If you are given the angle ($\alpha$) of the projection of the vector on the XZ plane, taken from X,
then it means that the projection lies on the line $z=\tan \alpha \, x$, i.e that the vector
lies on the plane
$$
\pi _{\,x\,z} :\quad x\sin \alpha - z\cos \alpha = 0
$$
Similarly for the angle $\beta$ rising from Y on the YZ plane we get
$$
\pi _{\,y\,z} :\quad y\sin \beta - z\cos \beta = 0
$$
Visually this is rendered by the following sketch
That means that the vector is normal to both the normals of the planes, which gives
$$ \bbox[lightyellow] {
\eqalign{
& {\bf r} = \pm \left| {\bf r} \right|\;{{{\bf n}_{\,{\bf \alpha }} \times {\bf n}_{\,{\bf \beta }} } \over {\left| {{\bf n}_{\,{\bf \alpha }} \times {\bf n}_{\,{\bf \beta }} } \right|}} = \cr
& \; = \pm \left| {\bf r} \right|\;\left[ {\left( {\matrix{ {\sin \alpha } \cr 0 \cr { - \cos \alpha } \cr
} } \right) \times \left( {\matrix{ 0 \cr {\sin \beta } \cr { - \cos \beta } \cr
} } \right)} \right]_{\,norm} = \cr
& = {{ \pm \left| {\bf r} \right|} \over {\sqrt {\cos ^{\,2} \beta \sin ^{\,2} \alpha + \sin ^{\,2} \beta } }}\;
\left( {\matrix{ {\cos \alpha \sin \beta } \cr {\cos \beta \sin \alpha } \cr {\sin \alpha \sin \beta } \cr
} } \right) = \cr
& = {{ \pm \left| {\bf r} \right|\;2\sqrt 2 } \over {\sqrt {6 - \cos \left( {2\left( {\alpha + \beta } \right)} \right) - \cos \left( {2\left( {\alpha - \beta }
\right)} \right) - \cos \left( {2\alpha } \right) - \cos \left( {2\beta } \right)} }}\; \cdot \cr
& \cdot \left( {\matrix{ {\cos \alpha \sin \beta } \cr {\cos \beta \sin \alpha } \cr {\sin \alpha \sin \beta } \cr
} } \right) \cr}
} \tag{1}$$
where the sign is to be taken appropriately: it will be plus
if the direction of the vector is chosen according to the "right hand rule".

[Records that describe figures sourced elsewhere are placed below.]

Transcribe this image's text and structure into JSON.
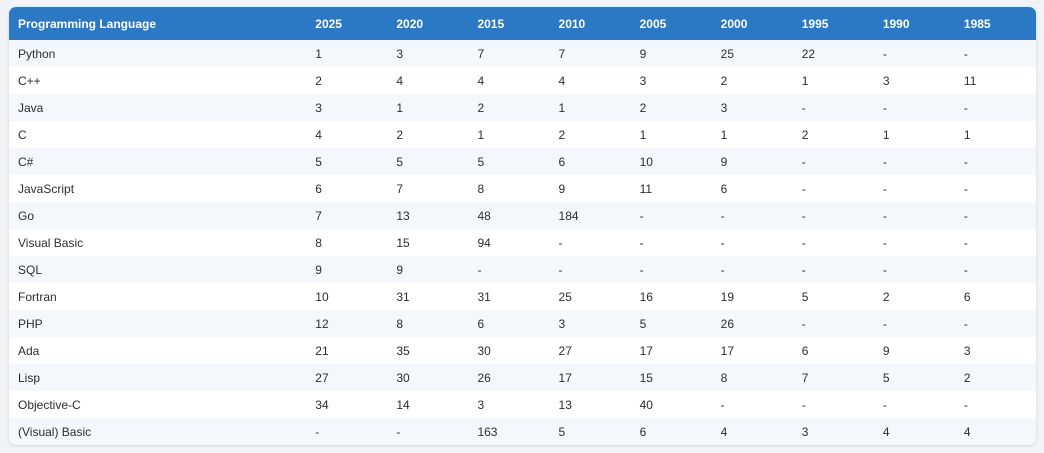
{
  "table": {
    "headers": [
      "Programming Language",
      "2025",
      "2020",
      "2015",
      "2010",
      "2005",
      "2000",
      "1995",
      "1990",
      "1985"
    ],
    "rows": [
      [
        "Python",
        "1",
        "3",
        "7",
        "7",
        "9",
        "25",
        "22",
        "-",
        "-"
      ],
      [
        "C++",
        "2",
        "4",
        "4",
        "4",
        "3",
        "2",
        "1",
        "3",
        "11"
      ],
      [
        "Java",
        "3",
        "1",
        "2",
        "1",
        "2",
        "3",
        "-",
        "-",
        "-"
      ],
      [
        "C",
        "4",
        "2",
        "1",
        "2",
        "1",
        "1",
        "2",
        "1",
        "1"
      ],
      [
        "C#",
        "5",
        "5",
        "5",
        "6",
        "10",
        "9",
        "-",
        "-",
        "-"
      ],
      [
        "JavaScript",
        "6",
        "7",
        "8",
        "9",
        "11",
        "6",
        "-",
        "-",
        "-"
      ],
      [
        "Go",
        "7",
        "13",
        "48",
        "184",
        "-",
        "-",
        "-",
        "-",
        "-"
      ],
      [
        "Visual Basic",
        "8",
        "15",
        "94",
        "-",
        "-",
        "-",
        "-",
        "-",
        "-"
      ],
      [
        "SQL",
        "9",
        "9",
        "-",
        "-",
        "-",
        "-",
        "-",
        "-",
        "-"
      ],
      [
        "Fortran",
        "10",
        "31",
        "31",
        "25",
        "16",
        "19",
        "5",
        "2",
        "6"
      ],
      [
        "PHP",
        "12",
        "8",
        "6",
        "3",
        "5",
        "26",
        "-",
        "-",
        "-"
      ],
      [
        "Ada",
        "21",
        "35",
        "30",
        "27",
        "17",
        "17",
        "6",
        "9",
        "3"
      ],
      [
        "Lisp",
        "27",
        "30",
        "26",
        "17",
        "15",
        "8",
        "7",
        "5",
        "2"
      ],
      [
        "Objective-C",
        "34",
        "14",
        "3",
        "13",
        "40",
        "-",
        "-",
        "-",
        "-"
      ],
      [
        "(Visual) Basic",
        "-",
        "-",
        "163",
        "5",
        "6",
        "4",
        "3",
        "4",
        "4"
      ]
    ]
  },
  "colors": {
    "header_bg": "#2b78c5",
    "header_text": "#ffffff",
    "row_alt_bg": "#f4f8fc",
    "row_bg": "#ffffff",
    "page_bg": "#f1f3f6"
  }
}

Note that the expression for the vector is fully compatible wrt the exchange of $\alpha, \beta$
as it should be.
Also note that
$$ \bbox[lightyellow] {
{{r_{\,z} } \over {r_{\,x} }} = \tan \alpha \quad {{r_{\,z} } \over {r_{\,y} }} = \tan \beta
} $$
as required.
And finally note that the expression above is fully defined
for $0 < |\alpha|,\, |\beta| < pi$, as well as
for $ |\alpha| =0, \, \pi$ if $\beta \ne 0$
$$
{{\bf r} \over {\left| {\bf r} \right|}} = \left\{ {\matrix{
{\left( {1,0,0} \right)^T } & {\left| {\,\alpha = 0,\beta \ne 0} \right.} \cr
{\left( {0,\cos \beta ,\sin \beta } \right)^T } & {\left| {\,\alpha = \pi /2,\forall \beta } \right.} \cr
{\left( { - \sqrt 2 \sin \beta \,\mathop /\limits_{} \sqrt {1 - \cos \left( {2\beta } \right)} ,0,0} \right)^T } & {\left| {\,\alpha = \pi ,\;\beta \ne 0} \right.} \cr
} } \right.
$$
--- Conclusion ---
In reply to your comment, consider that the formula (1) above simply translates into
$$ \bbox[lightyellow] {
\left\{ \matrix{
x = r{{\cos \alpha \sin \beta } \over {\sqrt {\cos ^{\,2} \beta \sin ^{\,2} \alpha + \sin ^{\,2} \beta } }}\; \hfill \cr
y = r{{\cos \beta \sin \alpha } \over {\sqrt {\cos ^{\,2} \beta \sin ^{\,2} \alpha + \sin ^{\,2} \beta } }} \hfill \cr
z = r{{\sin \alpha \sin \beta } \over {\sqrt {\cos ^{\,2} \beta \sin ^{\,2} \alpha + \sin ^{\,2} \beta } }} \hfill \cr}
\right.\quad \Leftrightarrow \quad \left\{ \matrix{
r = \sqrt {x^{\,2} + y^{\,2} + z^{\,2} } \; \hfill \cr
{z \over x} = \tan \alpha \hfill \cr
{z \over y} = \tan \beta \hfill \cr} \right.
}\tag{1.a}$$